Stop trying to be special. Do this instead.
So much time and energy are wasted on trying to feel special.
Don’t get me wrong. There’s no problem with wanting to stand out. I work in advertising, so I spend a lot time tapping into that desire. People buy makeup, cars and experiences to feel a certain way. And that’s all fine, unless your entire self-worth depends on it.
When I was younger, I envied the people I perceived as being special in some way. Maybe they had famous parents. Maybe they were great at art. Maybe they had an amazing sense of style. Or maybe they just had really good taste in music.
Which always brought me back to the question.
Why wasn’t I any of the things I thought were special?
My self-worth hinged on the answer — which, of course, isn’t at all healthy. At one point in my youth, I even thought I was too mainstream and ordinary to ever be interesting. I liked Taylor Swift, cheap beer, and cats. I wrote love stories in secret. God, I even do brunch on weekends. Brunch!
I even had a friend say to my face, “You’re like, so mainstream.” Yeah, that happened. And I know it’s a pretty shallow thing to get hurt about, but I was too young to know better. Alexa, play Brutal by Olivia Rodrigo.
If I was like, so mainstream, how can I possibly be worthy of being among all these amazing, unique people?
So I was anxious. All the time. Trying to be worthy. Trying to be unique. Trying to be interesting. Trying to prove I was a quality person. Pretending to be someone that wasn’t my basic-as-hell self.
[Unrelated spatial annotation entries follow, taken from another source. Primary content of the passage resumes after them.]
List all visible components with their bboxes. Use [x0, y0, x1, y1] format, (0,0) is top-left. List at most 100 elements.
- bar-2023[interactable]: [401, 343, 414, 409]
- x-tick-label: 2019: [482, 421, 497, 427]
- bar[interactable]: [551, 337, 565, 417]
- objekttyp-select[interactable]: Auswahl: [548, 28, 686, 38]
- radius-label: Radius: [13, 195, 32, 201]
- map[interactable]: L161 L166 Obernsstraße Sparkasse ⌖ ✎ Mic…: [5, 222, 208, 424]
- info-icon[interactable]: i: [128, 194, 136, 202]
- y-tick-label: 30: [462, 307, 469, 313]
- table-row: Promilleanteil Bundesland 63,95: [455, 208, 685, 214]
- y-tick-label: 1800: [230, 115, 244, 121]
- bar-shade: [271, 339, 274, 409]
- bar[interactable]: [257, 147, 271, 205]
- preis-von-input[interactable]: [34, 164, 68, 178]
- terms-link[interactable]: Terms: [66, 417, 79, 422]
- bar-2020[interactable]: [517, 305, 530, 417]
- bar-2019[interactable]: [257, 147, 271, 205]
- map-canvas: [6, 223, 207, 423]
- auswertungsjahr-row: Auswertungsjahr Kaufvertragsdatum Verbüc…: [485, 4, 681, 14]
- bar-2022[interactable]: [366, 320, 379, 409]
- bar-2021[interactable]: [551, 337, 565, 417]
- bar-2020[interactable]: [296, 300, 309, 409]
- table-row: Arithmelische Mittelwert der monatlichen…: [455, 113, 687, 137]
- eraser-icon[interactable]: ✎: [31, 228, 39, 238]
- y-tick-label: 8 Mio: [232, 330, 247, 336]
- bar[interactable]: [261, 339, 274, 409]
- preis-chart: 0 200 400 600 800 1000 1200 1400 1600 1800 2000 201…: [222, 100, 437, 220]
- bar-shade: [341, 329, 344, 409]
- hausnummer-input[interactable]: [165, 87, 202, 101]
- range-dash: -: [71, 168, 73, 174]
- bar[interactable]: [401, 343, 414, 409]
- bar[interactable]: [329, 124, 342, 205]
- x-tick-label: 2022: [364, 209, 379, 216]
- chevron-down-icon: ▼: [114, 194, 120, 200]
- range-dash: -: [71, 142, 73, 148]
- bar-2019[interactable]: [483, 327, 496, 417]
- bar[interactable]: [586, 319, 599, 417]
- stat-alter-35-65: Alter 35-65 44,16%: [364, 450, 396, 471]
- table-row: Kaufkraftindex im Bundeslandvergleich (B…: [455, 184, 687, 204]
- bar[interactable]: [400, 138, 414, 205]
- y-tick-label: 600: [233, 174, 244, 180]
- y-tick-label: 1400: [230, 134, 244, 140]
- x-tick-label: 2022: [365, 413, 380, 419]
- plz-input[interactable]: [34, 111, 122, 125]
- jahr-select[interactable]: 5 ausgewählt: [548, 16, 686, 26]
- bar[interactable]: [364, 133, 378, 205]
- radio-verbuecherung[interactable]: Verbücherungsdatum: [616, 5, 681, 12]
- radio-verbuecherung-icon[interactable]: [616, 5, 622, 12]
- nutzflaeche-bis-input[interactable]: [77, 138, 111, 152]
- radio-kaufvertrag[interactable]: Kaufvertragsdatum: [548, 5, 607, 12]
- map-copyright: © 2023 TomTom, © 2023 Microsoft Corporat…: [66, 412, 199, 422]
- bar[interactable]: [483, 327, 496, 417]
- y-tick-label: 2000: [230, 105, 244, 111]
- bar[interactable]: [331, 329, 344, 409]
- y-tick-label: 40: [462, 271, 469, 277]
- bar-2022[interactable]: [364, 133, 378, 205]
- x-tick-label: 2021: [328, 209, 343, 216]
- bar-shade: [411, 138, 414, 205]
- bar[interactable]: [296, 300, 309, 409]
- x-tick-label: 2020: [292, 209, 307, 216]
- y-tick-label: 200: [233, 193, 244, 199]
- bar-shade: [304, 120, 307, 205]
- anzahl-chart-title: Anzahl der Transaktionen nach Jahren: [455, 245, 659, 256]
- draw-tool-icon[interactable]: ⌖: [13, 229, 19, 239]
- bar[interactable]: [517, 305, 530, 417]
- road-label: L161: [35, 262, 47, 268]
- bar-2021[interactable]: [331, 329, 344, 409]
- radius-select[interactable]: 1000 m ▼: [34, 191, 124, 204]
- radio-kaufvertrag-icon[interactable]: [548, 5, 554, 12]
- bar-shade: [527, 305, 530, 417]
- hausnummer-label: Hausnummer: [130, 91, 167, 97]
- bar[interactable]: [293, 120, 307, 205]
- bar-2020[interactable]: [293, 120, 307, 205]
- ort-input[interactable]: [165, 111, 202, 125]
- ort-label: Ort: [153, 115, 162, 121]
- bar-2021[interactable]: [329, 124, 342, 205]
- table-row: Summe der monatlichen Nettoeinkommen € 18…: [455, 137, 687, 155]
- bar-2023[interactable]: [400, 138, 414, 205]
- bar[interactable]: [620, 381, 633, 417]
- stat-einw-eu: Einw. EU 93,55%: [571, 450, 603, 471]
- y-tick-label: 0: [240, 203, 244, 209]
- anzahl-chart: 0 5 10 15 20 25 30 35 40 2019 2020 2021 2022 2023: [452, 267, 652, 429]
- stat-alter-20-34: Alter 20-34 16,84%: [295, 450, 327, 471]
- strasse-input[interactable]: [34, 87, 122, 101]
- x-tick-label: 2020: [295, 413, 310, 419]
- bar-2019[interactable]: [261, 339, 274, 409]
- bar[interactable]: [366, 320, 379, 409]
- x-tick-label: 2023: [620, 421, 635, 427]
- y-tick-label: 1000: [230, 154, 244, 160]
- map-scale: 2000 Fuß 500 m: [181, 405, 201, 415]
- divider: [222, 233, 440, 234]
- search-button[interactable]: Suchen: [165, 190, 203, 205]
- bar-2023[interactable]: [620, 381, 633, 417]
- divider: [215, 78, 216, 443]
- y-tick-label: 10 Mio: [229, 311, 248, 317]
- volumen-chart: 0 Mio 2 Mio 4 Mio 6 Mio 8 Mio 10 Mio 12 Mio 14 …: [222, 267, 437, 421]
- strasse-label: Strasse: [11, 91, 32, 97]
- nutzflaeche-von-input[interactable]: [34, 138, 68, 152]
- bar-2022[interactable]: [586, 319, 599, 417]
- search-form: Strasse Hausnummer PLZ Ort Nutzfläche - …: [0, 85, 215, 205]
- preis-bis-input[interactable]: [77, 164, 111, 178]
Faking it was exhausting because I didn’t like or connect with who I was. To placate my ego, my self-talk consisted of judging others and finding their flaws. Just so I could be convinced of some faux superiority. Which made no sense, because my sense of superiority was based on things I didn’t truly like or care about.
The whole experience was unpleasant. It made me an energy vampire. Negative, nervous, and egotistical to boot. I’m sure people found me off-putting.
Something had to change. I had to get out of this funk. Trying to find something unique about myself was exhausting.
So I quit the chase.
In simplest terms, I gave up.
Maybe age had something to do with it. One fine day, I just did what I never had the guts to do: I admitted my basicness to myself. I pretty much threw up my hands and muttered, “Eh, I’m not that unique, but so what?”
And the world didn’t end. It didn’t matter that I had poor taste in music, that I read cheesy romance novels, that I enjoy coffee from McDonald’s (okay, you can judge me for that). So what if I enjoy the occasional pop culture gossip about the Kardashians, and have no qualms picking Tiger Beer over fine wine? All these may be basic things, but… so what?
This was a breakthrough for me, at least socially. Because when you get honest with yourself, you start getting honest with other people, too. You become okay with admitting what you like, and what you don’t… and you no longer care what people think.
And the magical part?
People start to do the same with you.
Honesty breeds honesty. When you’re not putting on a show, people sense it. And they get comfortable because they no longer have to put up a front with you, either.
The surface things I thought defined people — their status, taste, or style — paled in comparison to their honesty about the silliest, most mundane things that made up who they were. I began to find a thrill in hearing them say:
To be honest, I…
To tell you the truth…
Well actually, I…
I don’t say this often, but…
I revel in these moments. Because beyond a person’s perceived uniqueness — which, really, was this strange, unattainable cool quota I created to torture myself — were their true, authentic, human selves. When a person is honest, it’s a chance to see and appreciate who they are.
And this connection, to me, became more important than trying to be special.
So forget the burden of being special; it’s a lonely, anxious road. Spend your energy on seeking honesty instead. From yourself and others. Being around others isn’t about being worthy; it’s about being compassionate and accepting about the smallest, unlikeliest things about another person — their quirks, anxieties, and habits. In some instances, it’s about finding humour and appreciation in those very real, human qualities.
Think back to the people in your life who made you feel comfortable. Doesn’t it always feel good whenever we meet a person who allows us to be who we really are? That’s the person we should all aim to be.